The most widely used tool for measuring CBT competence with adults is the Cognitive Therapy Scale–Revised (CTS‐R) (Blackburn et al. 2001). This is a revised version of the original Cognitive Therapy Scale developed by Young and Beck (1988). The CTS‐R consists of 12 items which assess important generic CBT skills. These include four general skills (feedback; collaboration; pacing and efficient use of time; and interpersonal effectiveness) and seven specific CBT skills (eliciting appropriate emotional expression; eliciting key cognitions; eliciting behaviours; guided discovery; conceptual integration; application of change methods; and homework setting). The remaining item, agenda setting, overlaps both sets of items and is included in the general and specific sub‐scales.

The suitability of the CTS‐R to assess competencies when using CBT with children and adolescents has been questioned (Fuggle et al. 2012). In particular, the authors argue that the CTS‐R is not appropriate because:

Important systemic influences on the onset and maintenance of the young person’s problems need to be acknowledged and the role of the carers/family in CBT considered.

The young person’s cognitive, emotional, linguistic, and reasoning ability are developing, and CBT needs to be appropriately adapted to be consistent with their abilities.

Creative non‐verbal methods may be required to convey the concepts of CBT to young people in clear and understandable ways.

The process of undertaking CBT with young people and their carers needs greater specification.

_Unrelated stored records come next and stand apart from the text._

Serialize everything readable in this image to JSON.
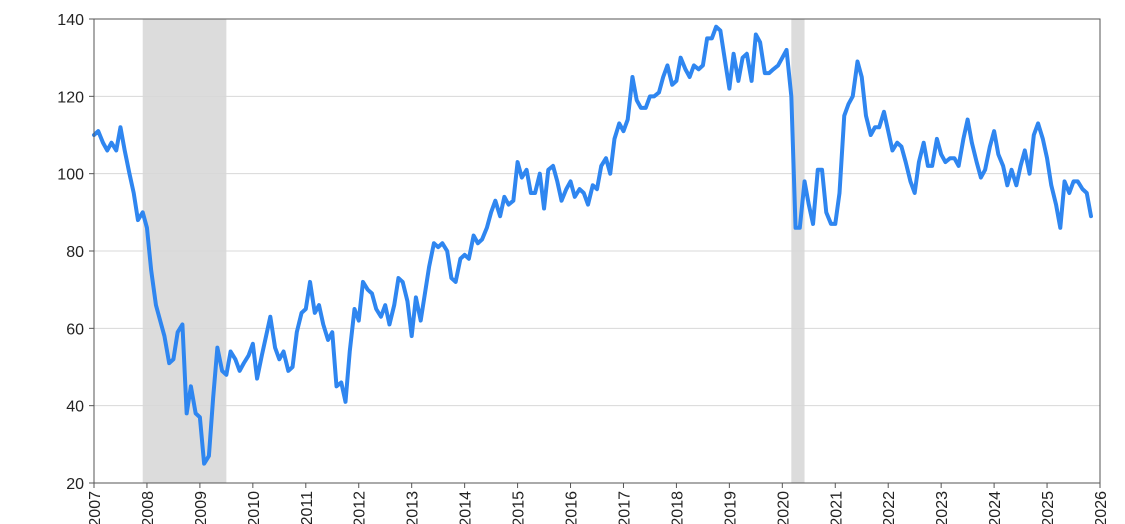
{
  "chart_data": {
    "type": "line",
    "title": "",
    "xlabel": "",
    "ylabel": "",
    "xlim": [
      2007.0,
      2026.0
    ],
    "ylim": [
      20,
      140
    ],
    "y_ticks": [
      20,
      40,
      60,
      80,
      100,
      120,
      140
    ],
    "y_tick_labels": [
      "20",
      "40",
      "60",
      "80",
      "100",
      "120",
      "140"
    ],
    "x_ticks": [
      2007,
      2008,
      2009,
      2010,
      2011,
      2012,
      2013,
      2014,
      2015,
      2016,
      2017,
      2018,
      2019,
      2020,
      2021,
      2022,
      2023,
      2024,
      2025,
      2026
    ],
    "x_tick_labels": [
      "2007",
      "2008",
      "2009",
      "2010",
      "2011",
      "2012",
      "2013",
      "2014",
      "2015",
      "2016",
      "2017",
      "2018",
      "2019",
      "2020",
      "2021",
      "2022",
      "2023",
      "2024",
      "2025",
      "2026"
    ],
    "grid": "horizontal",
    "legend": "none",
    "colors": {
      "line": "#2f86f0",
      "recession": "#dcdcdc",
      "grid": "#d8d8d8",
      "axis": "#555555"
    },
    "shaded_periods": [
      {
        "start": 2007.92,
        "end": 2009.5
      },
      {
        "start": 2020.17,
        "end": 2020.42
      }
    ],
    "series": [
      {
        "x": [
          2007.0,
          2007.08,
          2007.17,
          2007.25,
          2007.33,
          2007.42,
          2007.5,
          2007.58,
          2007.67,
          2007.75,
          2007.83,
          2007.92,
          2008.0,
          2008.08,
          2008.17,
          2008.25,
          2008.33,
          2008.42,
          2008.5,
          2008.58,
          2008.67,
          2008.75,
          2008.83,
          2008.92,
          2009.0,
          2009.08,
          2009.17,
          2009.25,
          2009.33,
          2009.42,
          2009.5,
          2009.58,
          2009.67,
          2009.75,
          2009.83,
          2009.92,
          2010.0,
          2010.08,
          2010.17,
          2010.25,
          2010.33,
          2010.42,
          2010.5,
          2010.58,
          2010.67,
          2010.75,
          2010.83,
          2010.92,
          2011.0,
          2011.08,
          2011.17,
          2011.25,
          2011.33,
          2011.42,
          2011.5,
          2011.58,
          2011.67,
          2011.75,
          2011.83,
          2011.92,
          2012.0,
          2012.08,
          2012.17,
          2012.25,
          2012.33,
          2012.42,
          2012.5,
          2012.58,
          2012.67,
          2012.75,
          2012.83,
          2012.92,
          2013.0,
          2013.08,
          2013.17,
          2013.25,
          2013.33,
          2013.42,
          2013.5,
          2013.58,
          2013.67,
          2013.75,
          2013.83,
          2013.92,
          2014.0,
          2014.08,
          2014.17,
          2014.25,
          2014.33,
          2014.42,
          2014.5,
          2014.58,
          2014.67,
          2014.75,
          2014.83,
          2014.92,
          2015.0,
          2015.08,
          2015.17,
          2015.25,
          2015.33,
          2015.42,
          2015.5,
          2015.58,
          2015.67,
          2015.75,
          2015.83,
          2015.92,
          2016.0,
          2016.08,
          2016.17,
          2016.25,
          2016.33,
          2016.42,
          2016.5,
          2016.58,
          2016.67,
          2016.75,
          2016.83,
          2016.92,
          2017.0,
          2017.08,
          2017.17,
          2017.25,
          2017.33,
          2017.42,
          2017.5,
          2017.58,
          2017.67,
          2017.75,
          2017.83,
          2017.92,
          2018.0,
          2018.08,
          2018.17,
          2018.25,
          2018.33,
          2018.42,
          2018.5,
          2018.58,
          2018.67,
          2018.75,
          2018.83,
          2018.92,
          2019.0,
          2019.08,
          2019.17,
          2019.25,
          2019.33,
          2019.42,
          2019.5,
          2019.58,
          2019.67,
          2019.75,
          2019.83,
          2019.92,
          2020.0,
          2020.08,
          2020.17,
          2020.25,
          2020.33,
          2020.42,
          2020.5,
          2020.58,
          2020.67,
          2020.75,
          2020.83,
          2020.92,
          2021.0,
          2021.08,
          2021.17,
          2021.25,
          2021.33,
          2021.42,
          2021.5,
          2021.58,
          2021.67,
          2021.75,
          2021.83,
          2021.92,
          2022.0,
          2022.08,
          2022.17,
          2022.25,
          2022.33,
          2022.42,
          2022.5,
          2022.58,
          2022.67,
          2022.75,
          2022.83,
          2022.92,
          2023.0,
          2023.08,
          2023.17,
          2023.25,
          2023.33,
          2023.42,
          2023.5,
          2023.58,
          2023.67,
          2023.75,
          2023.83,
          2023.92,
          2024.0,
          2024.08,
          2024.17,
          2024.25,
          2024.33,
          2024.42,
          2024.5,
          2024.58,
          2024.67,
          2024.75,
          2024.83,
          2024.92,
          2025.0,
          2025.08,
          2025.17,
          2025.25,
          2025.33,
          2025.42,
          2025.5,
          2025.58,
          2025.67,
          2025.75,
          2025.83
        ],
        "values": [
          110,
          111,
          108,
          106,
          108,
          106,
          112,
          106,
          100,
          95,
          88,
          90,
          86,
          75,
          66,
          62,
          58,
          51,
          52,
          59,
          61,
          38,
          45,
          38,
          37,
          25,
          27,
          42,
          55,
          49,
          48,
          54,
          52,
          49,
          51,
          53,
          56,
          47,
          53,
          58,
          63,
          55,
          52,
          54,
          49,
          50,
          59,
          64,
          65,
          72,
          64,
          66,
          61,
          57,
          59,
          45,
          46,
          41,
          54,
          65,
          62,
          72,
          70,
          69,
          65,
          63,
          66,
          61,
          66,
          73,
          72,
          67,
          58,
          68,
          62,
          69,
          76,
          82,
          81,
          82,
          80,
          73,
          72,
          78,
          79,
          78,
          84,
          82,
          83,
          86,
          90,
          93,
          89,
          94,
          92,
          93,
          103,
          99,
          101,
          95,
          95,
          100,
          91,
          101,
          102,
          98,
          93,
          96,
          98,
          94,
          96,
          95,
          92,
          97,
          96,
          102,
          104,
          100,
          109,
          113,
          111,
          114,
          125,
          119,
          117,
          117,
          120,
          120,
          121,
          125,
          128,
          123,
          124,
          130,
          127,
          125,
          128,
          127,
          128,
          135,
          135,
          138,
          137,
          129,
          122,
          131,
          124,
          130,
          131,
          124,
          136,
          134,
          126,
          126,
          127,
          128,
          130,
          132,
          120,
          86,
          86,
          98,
          92,
          87,
          101,
          101,
          90,
          87,
          87,
          95,
          115,
          118,
          120,
          129,
          125,
          115,
          110,
          112,
          112,
          116,
          111,
          106,
          108,
          107,
          103,
          98,
          95,
          103,
          108,
          102,
          102,
          109,
          105,
          103,
          104,
          104,
          102,
          109,
          114,
          108,
          103,
          99,
          101,
          107,
          111,
          105,
          102,
          97,
          101,
          97,
          102,
          106,
          100,
          110,
          113,
          109,
          104,
          97,
          92,
          86,
          98,
          95,
          98,
          98,
          96,
          95,
          89
        ]
      }
    ]
  }
}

Specific CBT competence scales for use with children and young people have been developed and evaluated. Of those available, the majority assess competence in delivering a specific manualised programme or treatments for specific disorders. For example, Mcleod et al. (2019) developed a scale to assess competence delivering the Coping Cat anxiety programme, Bjaastad et al. (2016) the FRIENDS anxiety programme, and Gutermann et al. (2015) for assessing competence in treating PTSD. Although there are some differences in the competencies that have been identified, there are several shared dimensions. For instance, in a Delphi study, Sburlati et al. (2011) identified various generic therapeutic competencies (e.g. practising professionally, knowledge of children and adolescents, building a positive relationship, conducting a thorough assessment), CBT‐specific competencies (e.g. understanding CBT theory, developing a CBT formulation, working collaboratively), and specific CBT techniques (e.g. managing negative thoughts, changing maladaptive behaviours, managing maladaptive mood). McLeod et al. 2018 identified four categories of competence for delivering anxiety interventions. These are interventions that are common to CBT programmes (e.g. maintaining focus on CBT model, homework review, etc.), interventions specific to anxiety programmes (e.g. relaxation, fear ladder, exposure), how the intervention is delivered (coaching, modelling, rehearsal), and overall ratings of skilfulness and responsiveness. Whilst there are some specific differences, there tends to be a consensus that undertaking CBT with children and young people requires competencies both in the method of delivery (e.g. the therapeutic process) and in the application of specific CBT techniques.